Assuming Tyson Fury defeats Dereck Chisora for the third time December 3, the unbeaten WBC heavyweight champion’s co-promoter cannot see anything stopping him from fighting Oleksander Usyk next.

Bob Arum informed that the promotional plan is for Fury and Usyk to square off at some point late in the winter at a location to be determined in the Middle East. If Usyk and Fury fight, the winner would become the first fully unified heavyweight champion of boxing’s four-belt era.

“I think everybody on Fury’s side feels that way,” Arum said to BoxingScene. “And because Egis [Klimas, Usyk’s manager] is such a good friend of mine – and so is Usyk, by the way – that I know they feel that way. So, I don’t see any impediment to getting that fight done sometime before Ramadan. That’s what Tyson wants to do and that’s what Usyk wants to do. So, it would be crazy not to put this thing on either the last week in February or the first week in March.”

The start of Ramadan is an important deadline if they’re to avoid pushing Fury-Usyk into the spring because all Middle Eastern countries observe the Muslim month for fasting, prayer and reflection. Ramadan will begin March 22 and is set to end April 21.

Arum mentioned Qatar, Saudi Arabia and the United Arab Emirates as countries that could host a Fury-Usyk fight, depending on where investors put up the money to fund their eight-figure purses.

Ukraine’s Usyk (20-0, 13 KOs) defeated Anthony Joshua (24-3, 22 KOs) by unanimous decision in their 12-round rematch to retain his IBF, IBO, WBA and WBO belts August 20 at Jeddah Superdome in Jeddah, Saudi Arabia. England’s Fury (32-0-1, 23 KOs) has not fought in a Middle Eastern country, but the former IBF/IBO/WBA/WBO champ has expressed optimism about boxing Usyk somewhere in that region.
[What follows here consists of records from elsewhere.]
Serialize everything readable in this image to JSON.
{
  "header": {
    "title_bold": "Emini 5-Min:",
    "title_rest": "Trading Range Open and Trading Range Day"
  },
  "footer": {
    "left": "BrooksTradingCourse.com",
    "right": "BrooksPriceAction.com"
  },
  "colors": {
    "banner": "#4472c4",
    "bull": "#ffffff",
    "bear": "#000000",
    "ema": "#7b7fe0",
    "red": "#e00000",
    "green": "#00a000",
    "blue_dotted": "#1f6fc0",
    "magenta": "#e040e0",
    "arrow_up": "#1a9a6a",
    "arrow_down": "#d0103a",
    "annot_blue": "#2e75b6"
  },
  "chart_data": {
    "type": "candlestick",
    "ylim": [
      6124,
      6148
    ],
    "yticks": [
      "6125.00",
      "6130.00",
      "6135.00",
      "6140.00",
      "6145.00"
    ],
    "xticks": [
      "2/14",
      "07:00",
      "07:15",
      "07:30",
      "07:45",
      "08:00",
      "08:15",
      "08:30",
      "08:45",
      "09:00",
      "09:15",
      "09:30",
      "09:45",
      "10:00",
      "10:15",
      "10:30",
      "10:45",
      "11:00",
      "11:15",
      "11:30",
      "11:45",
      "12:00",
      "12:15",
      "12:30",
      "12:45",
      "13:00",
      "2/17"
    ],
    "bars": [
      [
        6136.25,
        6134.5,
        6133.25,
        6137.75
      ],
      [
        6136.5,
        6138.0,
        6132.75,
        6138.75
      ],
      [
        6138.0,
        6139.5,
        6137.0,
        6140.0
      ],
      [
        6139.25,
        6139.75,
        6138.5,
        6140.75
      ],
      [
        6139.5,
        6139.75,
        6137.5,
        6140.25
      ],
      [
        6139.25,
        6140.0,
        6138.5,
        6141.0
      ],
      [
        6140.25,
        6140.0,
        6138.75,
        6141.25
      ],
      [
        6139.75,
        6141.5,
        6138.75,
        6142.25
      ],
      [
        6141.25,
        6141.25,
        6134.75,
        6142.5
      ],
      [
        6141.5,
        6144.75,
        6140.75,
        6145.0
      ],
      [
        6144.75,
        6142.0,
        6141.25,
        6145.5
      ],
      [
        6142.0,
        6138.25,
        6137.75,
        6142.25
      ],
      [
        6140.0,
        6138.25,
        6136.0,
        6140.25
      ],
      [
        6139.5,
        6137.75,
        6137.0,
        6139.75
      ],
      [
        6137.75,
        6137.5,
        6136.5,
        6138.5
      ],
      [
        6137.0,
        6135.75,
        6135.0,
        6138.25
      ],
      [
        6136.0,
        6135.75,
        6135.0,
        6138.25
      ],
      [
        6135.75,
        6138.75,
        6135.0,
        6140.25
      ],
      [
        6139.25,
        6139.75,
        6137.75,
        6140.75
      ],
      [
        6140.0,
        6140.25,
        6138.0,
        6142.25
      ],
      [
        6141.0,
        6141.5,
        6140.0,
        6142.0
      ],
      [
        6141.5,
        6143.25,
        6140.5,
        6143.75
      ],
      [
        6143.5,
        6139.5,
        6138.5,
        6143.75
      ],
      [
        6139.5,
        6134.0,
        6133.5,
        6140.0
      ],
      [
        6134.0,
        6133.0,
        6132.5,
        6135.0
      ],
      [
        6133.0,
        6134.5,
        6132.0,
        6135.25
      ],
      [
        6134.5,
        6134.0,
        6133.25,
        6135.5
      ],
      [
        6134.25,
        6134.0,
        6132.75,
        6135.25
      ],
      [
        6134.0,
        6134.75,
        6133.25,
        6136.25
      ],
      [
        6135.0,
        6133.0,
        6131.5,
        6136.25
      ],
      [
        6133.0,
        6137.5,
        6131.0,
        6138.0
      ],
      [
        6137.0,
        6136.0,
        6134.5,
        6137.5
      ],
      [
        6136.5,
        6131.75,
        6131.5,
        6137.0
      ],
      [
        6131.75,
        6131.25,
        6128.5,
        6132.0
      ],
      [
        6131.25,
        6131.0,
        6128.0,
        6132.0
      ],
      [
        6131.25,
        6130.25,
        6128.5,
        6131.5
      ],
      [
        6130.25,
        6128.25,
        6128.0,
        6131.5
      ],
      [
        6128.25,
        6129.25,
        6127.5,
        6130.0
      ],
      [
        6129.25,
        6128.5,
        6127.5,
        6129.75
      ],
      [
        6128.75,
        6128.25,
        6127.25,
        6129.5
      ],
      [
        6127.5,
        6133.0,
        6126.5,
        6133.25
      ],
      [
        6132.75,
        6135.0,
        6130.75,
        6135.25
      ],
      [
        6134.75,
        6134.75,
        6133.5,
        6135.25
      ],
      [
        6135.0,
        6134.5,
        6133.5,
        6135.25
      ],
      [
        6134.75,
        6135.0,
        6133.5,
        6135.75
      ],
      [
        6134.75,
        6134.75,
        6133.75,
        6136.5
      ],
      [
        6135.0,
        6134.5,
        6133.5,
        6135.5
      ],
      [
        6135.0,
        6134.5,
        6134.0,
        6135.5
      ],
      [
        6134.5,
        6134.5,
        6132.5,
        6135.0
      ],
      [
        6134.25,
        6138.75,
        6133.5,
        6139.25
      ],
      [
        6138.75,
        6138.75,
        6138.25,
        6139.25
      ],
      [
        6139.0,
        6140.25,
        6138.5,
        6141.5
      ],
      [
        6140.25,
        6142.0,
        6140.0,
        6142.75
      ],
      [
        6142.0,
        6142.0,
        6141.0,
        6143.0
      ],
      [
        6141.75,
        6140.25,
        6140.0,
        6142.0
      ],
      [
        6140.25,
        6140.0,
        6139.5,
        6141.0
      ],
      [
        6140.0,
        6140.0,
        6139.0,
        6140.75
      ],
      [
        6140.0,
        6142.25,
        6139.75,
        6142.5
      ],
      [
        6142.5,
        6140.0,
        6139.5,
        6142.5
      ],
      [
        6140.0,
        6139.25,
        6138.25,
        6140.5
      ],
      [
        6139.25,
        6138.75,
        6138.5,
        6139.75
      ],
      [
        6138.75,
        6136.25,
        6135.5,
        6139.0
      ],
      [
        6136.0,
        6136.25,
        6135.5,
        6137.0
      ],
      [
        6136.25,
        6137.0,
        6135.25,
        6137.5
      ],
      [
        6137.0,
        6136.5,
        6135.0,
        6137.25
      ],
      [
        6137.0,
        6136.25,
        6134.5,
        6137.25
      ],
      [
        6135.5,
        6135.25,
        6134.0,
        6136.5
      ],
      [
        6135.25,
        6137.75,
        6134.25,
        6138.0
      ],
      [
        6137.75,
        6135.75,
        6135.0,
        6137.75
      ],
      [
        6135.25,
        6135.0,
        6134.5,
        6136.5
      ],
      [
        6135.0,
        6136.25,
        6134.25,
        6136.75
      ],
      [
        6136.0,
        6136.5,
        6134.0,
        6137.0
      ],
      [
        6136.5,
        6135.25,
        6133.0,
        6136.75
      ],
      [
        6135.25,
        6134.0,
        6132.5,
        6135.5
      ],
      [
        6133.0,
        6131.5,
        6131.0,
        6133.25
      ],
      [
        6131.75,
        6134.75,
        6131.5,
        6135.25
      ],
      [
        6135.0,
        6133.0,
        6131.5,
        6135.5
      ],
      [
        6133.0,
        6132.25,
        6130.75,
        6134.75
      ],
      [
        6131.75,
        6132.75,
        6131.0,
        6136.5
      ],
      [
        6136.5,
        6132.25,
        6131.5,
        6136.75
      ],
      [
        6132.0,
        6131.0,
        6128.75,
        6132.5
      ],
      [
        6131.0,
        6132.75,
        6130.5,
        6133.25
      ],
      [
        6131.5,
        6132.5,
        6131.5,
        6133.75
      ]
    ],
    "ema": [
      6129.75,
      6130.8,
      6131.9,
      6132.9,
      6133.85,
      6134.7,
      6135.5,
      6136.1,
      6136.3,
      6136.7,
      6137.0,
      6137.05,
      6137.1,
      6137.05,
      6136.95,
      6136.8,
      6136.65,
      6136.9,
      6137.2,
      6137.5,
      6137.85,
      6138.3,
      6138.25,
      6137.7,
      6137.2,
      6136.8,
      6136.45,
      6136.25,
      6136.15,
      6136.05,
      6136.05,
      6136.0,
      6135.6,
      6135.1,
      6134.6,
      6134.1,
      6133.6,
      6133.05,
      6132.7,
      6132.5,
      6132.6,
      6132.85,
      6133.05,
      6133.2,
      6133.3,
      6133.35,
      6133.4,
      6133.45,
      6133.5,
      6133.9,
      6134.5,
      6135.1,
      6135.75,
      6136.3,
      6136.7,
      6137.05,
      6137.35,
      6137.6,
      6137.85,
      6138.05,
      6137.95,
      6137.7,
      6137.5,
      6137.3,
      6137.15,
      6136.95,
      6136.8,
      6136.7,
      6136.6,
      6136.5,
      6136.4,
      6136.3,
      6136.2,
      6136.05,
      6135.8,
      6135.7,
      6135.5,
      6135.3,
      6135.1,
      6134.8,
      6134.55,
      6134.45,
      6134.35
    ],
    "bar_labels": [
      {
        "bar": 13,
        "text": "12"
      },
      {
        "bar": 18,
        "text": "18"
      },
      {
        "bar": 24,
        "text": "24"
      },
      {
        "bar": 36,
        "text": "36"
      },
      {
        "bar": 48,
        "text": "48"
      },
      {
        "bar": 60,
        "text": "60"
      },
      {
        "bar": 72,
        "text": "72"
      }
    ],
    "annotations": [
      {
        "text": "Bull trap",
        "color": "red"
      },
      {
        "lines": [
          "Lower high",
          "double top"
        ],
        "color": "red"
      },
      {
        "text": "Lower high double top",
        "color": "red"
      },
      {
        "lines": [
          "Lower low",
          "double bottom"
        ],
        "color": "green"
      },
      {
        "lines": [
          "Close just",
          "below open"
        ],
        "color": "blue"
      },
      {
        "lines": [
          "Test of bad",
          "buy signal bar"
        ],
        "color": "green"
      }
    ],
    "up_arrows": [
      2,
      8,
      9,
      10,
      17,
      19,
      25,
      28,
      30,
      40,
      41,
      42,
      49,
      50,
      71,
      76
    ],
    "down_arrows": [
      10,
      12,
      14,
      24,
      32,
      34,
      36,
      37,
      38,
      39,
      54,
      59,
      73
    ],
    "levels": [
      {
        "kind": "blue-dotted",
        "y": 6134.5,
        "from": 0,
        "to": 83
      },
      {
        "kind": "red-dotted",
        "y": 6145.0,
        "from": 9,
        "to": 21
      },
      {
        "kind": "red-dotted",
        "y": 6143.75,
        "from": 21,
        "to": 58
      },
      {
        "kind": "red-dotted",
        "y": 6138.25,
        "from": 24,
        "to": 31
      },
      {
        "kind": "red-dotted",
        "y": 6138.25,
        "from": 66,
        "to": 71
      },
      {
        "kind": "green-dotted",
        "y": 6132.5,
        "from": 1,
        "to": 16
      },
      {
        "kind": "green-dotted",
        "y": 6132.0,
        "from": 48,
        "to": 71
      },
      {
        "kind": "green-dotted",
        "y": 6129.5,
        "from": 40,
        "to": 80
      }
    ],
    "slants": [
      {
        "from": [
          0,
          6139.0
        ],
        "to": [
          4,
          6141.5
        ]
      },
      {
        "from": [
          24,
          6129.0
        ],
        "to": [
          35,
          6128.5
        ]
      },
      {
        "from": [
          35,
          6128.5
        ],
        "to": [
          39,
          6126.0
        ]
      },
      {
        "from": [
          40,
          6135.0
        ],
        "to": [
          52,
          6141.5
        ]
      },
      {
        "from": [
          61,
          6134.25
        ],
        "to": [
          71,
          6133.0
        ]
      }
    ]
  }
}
“Wherever he can get exposure, he’ll be a star,” Arum said. “Forget his fighting ability, which is obviously on a high plane and makes him very enjoyable to watch. But essentially, he’s a showman. Where have you seen a fighter that conducts himself like Tyson Fury does?”

First, of course, the Manchester native must conquer Chisora (33-12, 23 KOs) in what is widely viewed as a tune-up fight for the heavily favored Fury two weeks from Saturday night at Tottenham Hotspur Stadium in London.

The 34-year-old Fury convincingly out-pointed Chisora in their first fight, a 12-rounder in July 2011 at Wembley Arena in London. Fury beat the Zimbabwe-born, London-based Chisora even easier in their rematch, which was stopped after 10 one-sided rounds in November 2014 at ExCeL London.

Fury has invited criticism by agreeing to face Chisora a third time. The 38-year-old Chisora did, however, give Usyk difficulty during a 12-rounder that the former undisputed cruiserweight champion won by unanimous decision in October 2020 at Wembley Arena.

Fury’s obvious advantage notwithstanding, Arum will be anxious about the fate of Fury-Usyk until Fury leaves the ring victorious and unscathed December 3.

“These fights are dangerous because you’re in the heavyweight division and these big guys, by and large all of them, have terrific [power],” Arum said. “And if you’re not careful, you can get hit on the chin and it’s lights out.”